I’m having problems with connectivity/tracing. What could be wrong?
There are lots of possible reasons for connectivity problems, such as disconnected items, wrong phasing, loops, incorrect switching, etc. DESS provides a number of tools to help: Use the Query | Find Disconnected and Query | Find Loops commands to find disconnected nodes and closed loops. Double-click on a node to see the Node Dialog which will list all lines (and phasing) attached to that node. Use the Move Node tool on the toolbar to drag a node or line vertex (This can help to find overlapping nodes, and dragging a node will drag all attached lines). Also, check to make sure the nodes and lines are on the correct electrical layer. You can also use the tracing tools (upstream, downstream, custom and network trace) to help you determine how items are connected.
In the results for the load flow analysis why are the voltages so low/high?
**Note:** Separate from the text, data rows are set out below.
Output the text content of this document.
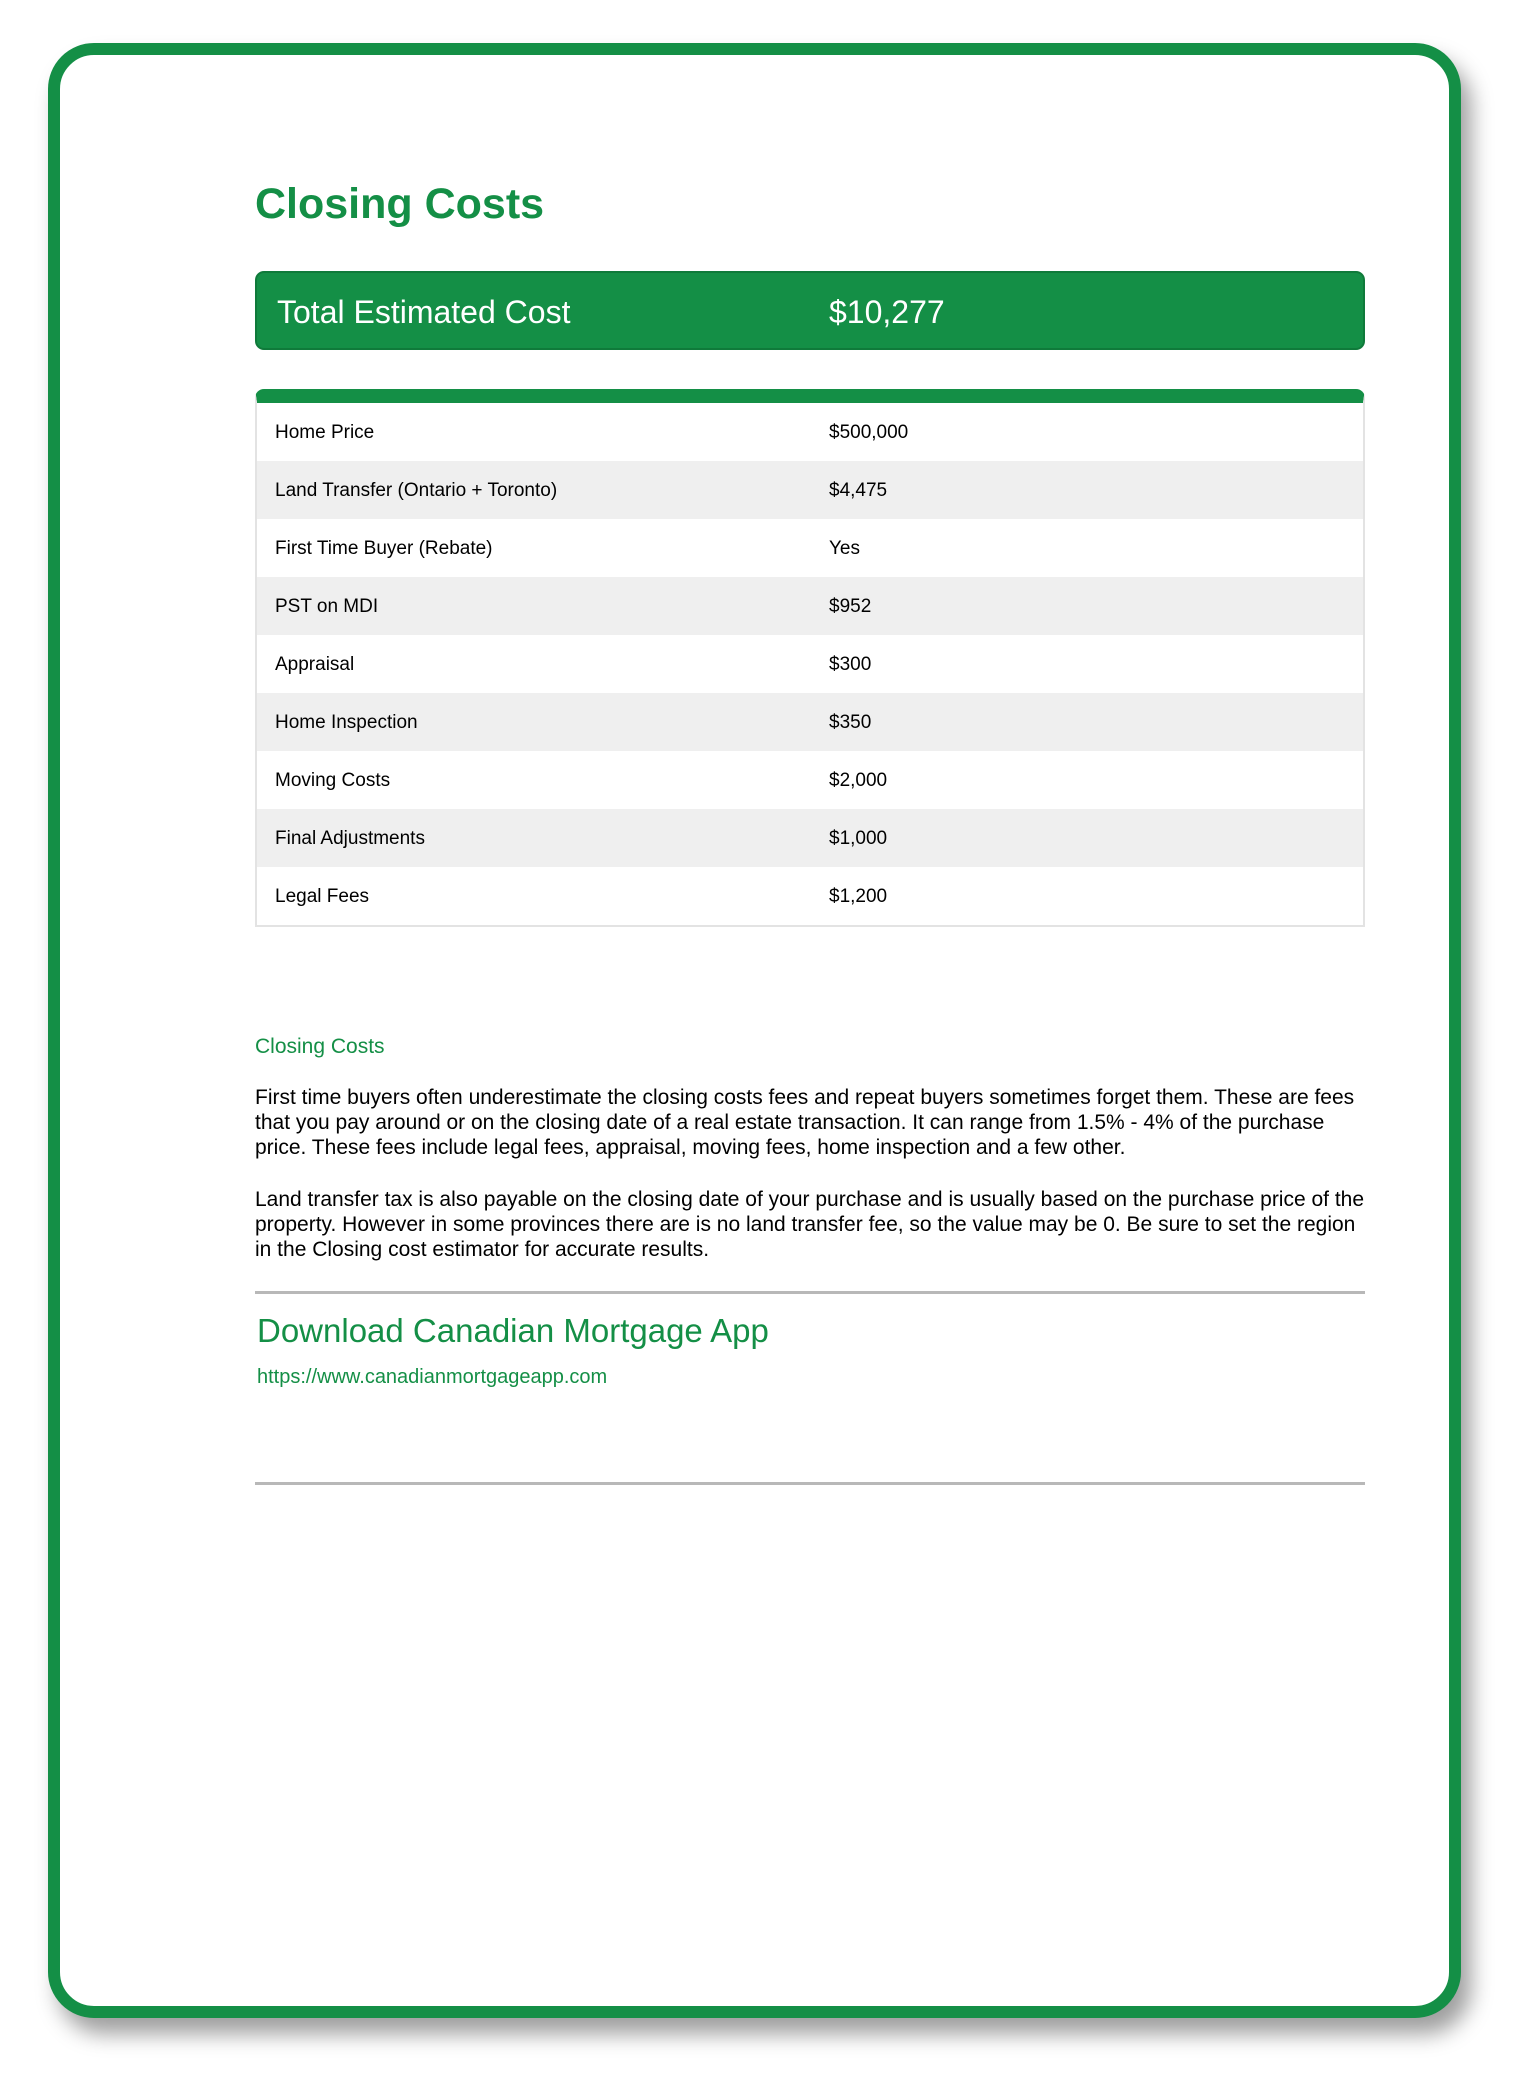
Closing Costs
Total Estimated Cost	$10,277
Home Price	$500,000
Land Transfer (Ontario + Toronto)	$4,475
First Time Buyer (Rebate)	Yes
PST on MDI	$952
Appraisal	$300
Home Inspection	$350
Moving Costs	$2,000
Final Adjustments	$1,000
Legal Fees	$1,200
Closing Costs

First time buyers often underestimate the closing costs fees and repeat buyers sometimes forget them. These are fees that you pay around or on the closing date of a real estate transaction. It can range from 1.5% - 4% of the purchase price. These fees include legal fees, appraisal, moving fees, home inspection and a few other.

Land transfer tax is also payable on the closing date of your purchase and is usually based on the purchase price of the property. However in some provinces there are is no land transfer fee, so the value may be 0. Be sure to set the region in the Closing cost estimator for accurate results.

Download Canadian Mortgage App
https://www.canadianmortgageapp.com
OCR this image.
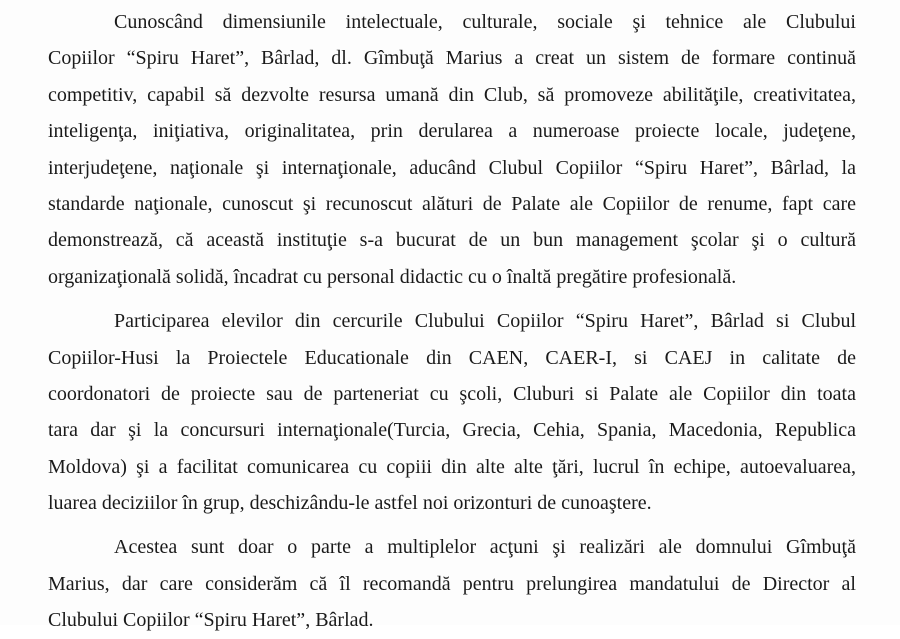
Cunoscând dimensiunile intelectuale, culturale, sociale şi tehnice ale Clubului
Copiilor “Spiru Haret”, Bârlad, dl. Gîmbuţă Marius a creat un sistem de formare continuă
competitiv, capabil să dezvolte resursa umană din Club, să promoveze abilităţile, creativitatea,
inteligenţa, iniţiativa, originalitatea, prin derularea a numeroase proiecte locale, judeţene,
interjudeţene, naţionale şi internaţionale, aducând Clubul Copiilor “Spiru Haret”, Bârlad, la
standarde naţionale, cunoscut şi recunoscut alături de Palate ale Copiilor de renume, fapt care
demonstrează, că această instituţie s-a bucurat de un bun management şcolar şi o cultură
organizaţională solidă, încadrat cu personal didactic cu o înaltă pregătire profesională.
Participarea elevilor din cercurile Clubului Copiilor “Spiru Haret”, Bârlad si Clubul
Copiilor-Husi la Proiectele Educationale din CAEN, CAER-I, si CAEJ in calitate de
coordonatori de proiecte sau de parteneriat cu şcoli, Cluburi si Palate ale Copiilor din toata
tara dar şi la concursuri internaţionale(Turcia, Grecia, Cehia, Spania, Macedonia, Republica
Moldova) şi a facilitat comunicarea cu copiii din alte alte ţări, lucrul în echipe, autoevaluarea,
luarea deciziilor în grup, deschizându-le astfel noi orizonturi de cunoaştere.
Acestea sunt doar o parte a multiplelor acţuni şi realizări ale domnului Gîmbuţă
Marius, dar care considerăm că îl recomandă pentru prelungirea mandatului de Director al
Clubului Copiilor “Spiru Haret”, Bârlad.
If the voltages are low throughout the system, it is likely that the voltage at the source element (supply point) is too low. Typically the supply voltage to a system is a few percent above the nominal voltage. Also make sure you check taps on substation transformer. Most of the time, substation transformers are tapped to boost the voltage on the secondary so that the voltage at the low voltage bus is above nominal. If the voltage is only low is certain places (e.g. ends of feeders), make sure the feeder loading is reasonable and that you have defined an adequately sized conductor along the feeder. A conductor with too high an impedance, or too much load, will cause larger voltage drops along a feeder.
Do I need to model different types of framing on my overhead lines in order to get accurate results?
It is true that the framing arrangement of a set of conductors (i.e. triangular, vertical, etc) does affect the impedances of a feeder. If you wished, you could use different types of conductor data in DESS for each separate framing of a type of conductor. However, be aware that the change in line impedance is usually only 1-2%, and tracking overhead framing vastly increases the effort required to populate data and enter it into DESS or your GIS. Also be aware that the accuracy of your results will be much more dependent on obtaining accurate load data (e.g. 10-25% variation), so your initial efforts should probably be focused on getting accurate load data and creating accurate load profiles for different types of customers.